The event of Opening Day is always special, but the sport of baseball doesn't lend itself to special occasions quite the same way some of the others do. When the first game of the season is over and in the books, we all know there will 161 more just like it (at least), and only the most devoted hyperbolic could ever worry too much over one game. That's not to say we won't; it just means we're all devoted hyperbolics who gather on an internet site 365 days a year to discuss a game. And that's actually pretty cool.

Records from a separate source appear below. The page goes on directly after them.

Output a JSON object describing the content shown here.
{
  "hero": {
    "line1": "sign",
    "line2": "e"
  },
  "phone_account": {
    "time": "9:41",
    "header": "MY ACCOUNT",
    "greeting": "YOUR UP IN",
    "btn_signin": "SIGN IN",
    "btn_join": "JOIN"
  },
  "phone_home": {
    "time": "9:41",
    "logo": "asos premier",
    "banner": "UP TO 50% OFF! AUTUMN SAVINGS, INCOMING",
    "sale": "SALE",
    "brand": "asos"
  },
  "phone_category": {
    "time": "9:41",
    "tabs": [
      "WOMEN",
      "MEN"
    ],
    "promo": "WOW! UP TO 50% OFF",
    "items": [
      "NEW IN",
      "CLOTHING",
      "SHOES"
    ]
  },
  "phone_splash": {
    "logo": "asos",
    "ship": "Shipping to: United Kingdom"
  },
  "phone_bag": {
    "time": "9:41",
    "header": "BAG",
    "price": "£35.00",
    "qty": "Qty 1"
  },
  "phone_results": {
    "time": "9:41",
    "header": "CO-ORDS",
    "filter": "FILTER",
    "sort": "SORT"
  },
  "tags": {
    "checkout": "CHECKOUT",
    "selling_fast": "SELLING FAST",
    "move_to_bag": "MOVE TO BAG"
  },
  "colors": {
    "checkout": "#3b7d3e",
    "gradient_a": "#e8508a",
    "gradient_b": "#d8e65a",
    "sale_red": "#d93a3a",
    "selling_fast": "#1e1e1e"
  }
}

I've said before I always think of baseball differently from most of the other sports; that I think of baseball as a companion and a friend more than an event. A baseball game holds the same expected pleasure as meeting your oldest friend for a drink after work. It's not unusual, and it probably won't be life-changing. And yet it's that very quality, that expectedness and smallness, that works its way into your life and makes this game a part of you. Familiarity only breeds contempt when there's no love to keep it special.
The small moments are always the best; it's why baseball is the sport most like life. A great marriage isn't a beautiful, elegant, and oh-so expensive wedding; a great marriage is heating up a can of soup for dinner on a Thursday night and enjoying it because you have someone special to share it with. For six months of the year there's always a baseball game on the radio in the car, or on the television while you're eating that can of soup. Good times and bad. You can always find a game.
My personal life is a mess right now, as it usually seems to be; I'm beginning to think I'm just one of those people who's never going to quite get it right. Even so, I'll be watching the Cardinals play tonight, and I will enjoy it. I will have a beer (maybe a couple), and I will eat a large soft pretzel because large soft pretzels are even better at home than at the ballpark. I will sit on my sofa and watch the Cardinals play 0.61% of their season, and I will live and die with every pitch. And then when it's over I will remember it was 0.61% of the season and smile a little. And then I will do it all over again for the remaining 99.39%. Life and baseball will both go on.
Hello, baseball. Hello, old friend. It's good to see you again. I missed you.